F50.02, anorexia nervosa, binging and purging subtype. 

i grieve for the fifteen-year-old version of me who didn’t have an understanding of what these diagnoses meant for me, how they would follow me. i didn’t understand why or how having a mental health diagnosis would make it harder for me to seek care for an undiagnosed invisible illness and disability – until it happened to me. 

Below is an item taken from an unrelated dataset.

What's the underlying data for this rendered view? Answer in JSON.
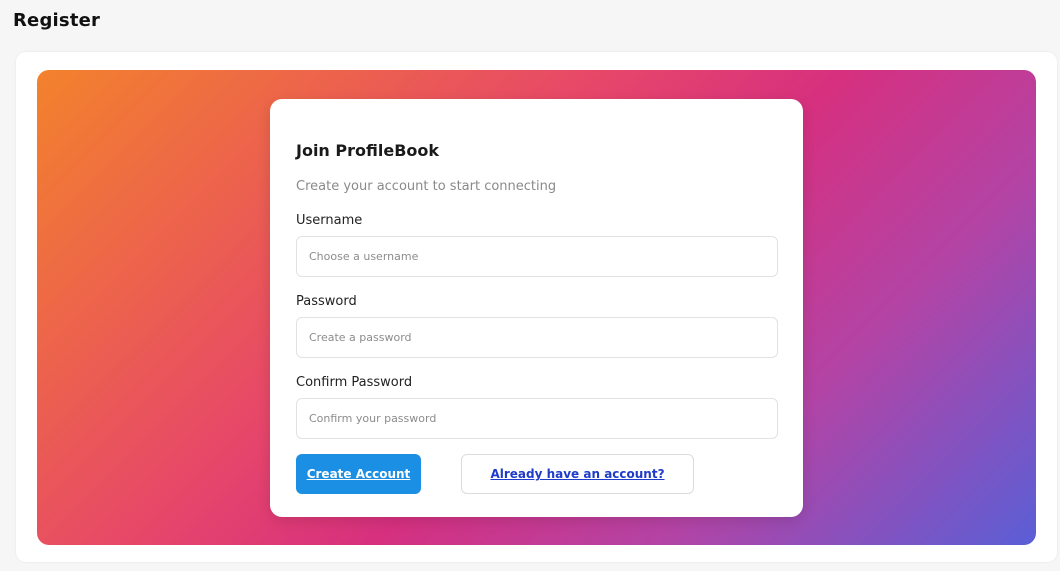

hospitalized for the treatment of my eating disorder in a medical psychiatric unit at a children’s hospital, one of my few luxuries was that i had access to professionals from other departments within the hospital. i met with a pediatrician every week while being treated, who would review my nutrition records and do a quick physical exam. my vitals showed consistent orthostasis (meaning, when i sat up or stood up, my heart rate would sky rocket and my blood pressure would drop significantly.) as i nutritionally rehabilitated, my blood pressure started to stabilize, but my heart rate – not so much. even as i was stable nutritionally for months, my heart rate continued to jump when i sat up or stood up. i was unsteady on my feet, experienced persistent nausea when i tried to stand for more then a few minutes at a time, and often could feel my heart beating in my chest – hard and fast. i also frequently told doctors that it felt like my joints were “slipping out of place” when i sneezed too hard, it felt like my ribs “dislocated”, and my body constantly physically ached. 

at first, my pediatrician told me that it was my body trying to catch up to the amount of nutritional rehabilitation it had undergone over the past few months. then, as time went on, and my symptoms persisted, she and my therapist sat me down for a group meeting and told me that “psychological factors can have an influence on our mental health.” this made sense to me. i didn’t question it, and i had no further testing.

when i was discharged from the hospital, somatic symptom disorder was listed under my diagnoses. upon looking it up, i read in an article, “the person’s reaction to the symptoms is not normal”, and somatic symptom disorder is diagnosed when a person is “excessively focused on a physical symptom or complaint. the person’s symptoms may not be attributed to any medical issue, but the person genuinely believes they are sick.” 

the diagnosis followed me through my adolescent years. whenever i mentioned my symptoms to subsequent pediatricians, i would get a response along the lines of, 

“i see you have a diagnosis listed here of somatic symptom disorder and an eating disorder. is that true?”